= Devpts =

Virtual filesystem directory available in the Linux kernel

Simplified structure of the Linux kernel: Terminals and character device drivers, a.k.a. the "TTY subsystem".

devpts is a virtual filesystem directory available in the Linux kernel since version 2.1.93 (April 1998). It is normally mounted at /dev/pts and contains solely devices files which represent slaves to the multiplexing master located at /dev/ptmx which in turn is used to implement terminal emulators (such as X11 xterm).

== Terminal emulation ==
A pseudoterminal ("pseudo TTY" or "PTY") is a pair of pseudo-devices – a slave and a master – that provide a special sort of communication channel. The slave pseudo-device emulates a physical computer text terminal (like, e.g. the DEC VT100) it can read and write text as though it was such a physical terminal. The master pseudo-device provides the means by which a program providing a text-based user interface acts with and controls its slave.

Common use programs with a text-based user interface are terminal emulators (e.g. xterm, gnome-terminal or Konsole), or programs using SSH or telnet. Writing to the master is exactly like typing on a terminal, thus the master pseudo-device acts kind of like the person sitting in front of the physical computer text terminal.

A pseudoterminal pair is similar to a bidirectional pipe. Anything that is written on the master appears as input on the slave, and anything that is written on the slave appears as input on the master. In terms of POSIX defined terminal devices (files) may operate in full-duplex mode. Like pipes, pseudoterminals have a limited capacity. On Linux, the pseudoterminal capacity is about 4 KiB in each direction.

A typical Linux kernel-based operating system provides many PTYs to support text-based interfaces as provided by terminal emulators (such as xterm or gnome-terminal) and remote access interfaces like SSH.

The creation of devpts resulted from the wish to abandon the need for a setuid helper program, e.g. /usr/libexec/pt_chown. It is a distinct implementation of the pseudoterminal idea; the previous implementation provided a fixed number of master/slave pairs which had permanent device nodes, for example the master-slave pair /dev/ptyp63 and /dev/ttyp63, cf. The Linux Programming Interface chapter 62 "Terminals" and chapter 64 "Pseudoterminals".

== Implementation history ==

In February 1998, Linux 2.1.87 brought support for the /dev/ptmx multiplexing master device.
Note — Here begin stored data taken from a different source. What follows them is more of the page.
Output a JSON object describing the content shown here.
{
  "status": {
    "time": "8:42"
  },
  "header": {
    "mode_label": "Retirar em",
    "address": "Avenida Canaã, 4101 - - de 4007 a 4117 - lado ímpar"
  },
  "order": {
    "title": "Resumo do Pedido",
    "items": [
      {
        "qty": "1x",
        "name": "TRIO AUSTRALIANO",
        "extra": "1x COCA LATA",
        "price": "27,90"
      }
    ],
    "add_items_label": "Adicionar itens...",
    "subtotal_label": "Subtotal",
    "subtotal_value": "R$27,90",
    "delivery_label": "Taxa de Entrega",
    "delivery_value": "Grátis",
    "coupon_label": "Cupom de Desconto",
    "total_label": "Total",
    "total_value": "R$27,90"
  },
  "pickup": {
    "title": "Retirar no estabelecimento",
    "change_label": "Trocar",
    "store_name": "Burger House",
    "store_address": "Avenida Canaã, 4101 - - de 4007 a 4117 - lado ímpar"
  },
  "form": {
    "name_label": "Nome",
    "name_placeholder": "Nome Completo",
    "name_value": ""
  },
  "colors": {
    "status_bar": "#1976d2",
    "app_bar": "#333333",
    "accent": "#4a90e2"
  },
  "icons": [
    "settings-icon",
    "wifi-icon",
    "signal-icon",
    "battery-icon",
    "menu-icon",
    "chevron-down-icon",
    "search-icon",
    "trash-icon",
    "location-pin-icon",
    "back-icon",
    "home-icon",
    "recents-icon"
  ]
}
Opening this device provides access to an otherwise unused pseudo TTY master and allows the matching slave to be identified using an ioctl(). In April of that year, Linux 2.1.93 added a new virtual filesystem called devpts that is normally mounted at /dev/pts. Whenever a new master/slave pair is created, a device node for the slave is created in that virtual filesystem.

To facilitate moving the terminal emulation into userland, while still keeping the TTY subsystem (session management and line discipline) intact, the pseudoterminal was invented.

The reason why the line discipline is inside the kernel, is to avoid context switches at the reception of each character (which in the early times of small core memories, would imply swap-outs and swap-ins!). So the line discipline keeps in a kernel buffer a line of input, and since it is simple enough to test for a specific byte and decrement a counter to implement the backspace "editing" (and a few other simple editing functions), it's done there.

The alternative is to use the raw mode, where the characters are forwarded to the application as soon as they're received, which is needed for more sophisticated editors, like the (at the time) famously known Emacs. And indeed, since emacs had to use this raw mode, which implies a context switch at the reception of each character typed, it was constantly swapping when the computers hadn't enough memory to keep emacs and all the other programs in core.

With the addition of pseudo terminals (PTYs), the TTY code has also become a sort of interprocess communication mechanism, with all of the TTY semantics preserved. The TTY code also needs to support networking protocols like PPP without creating performance bottlenecks.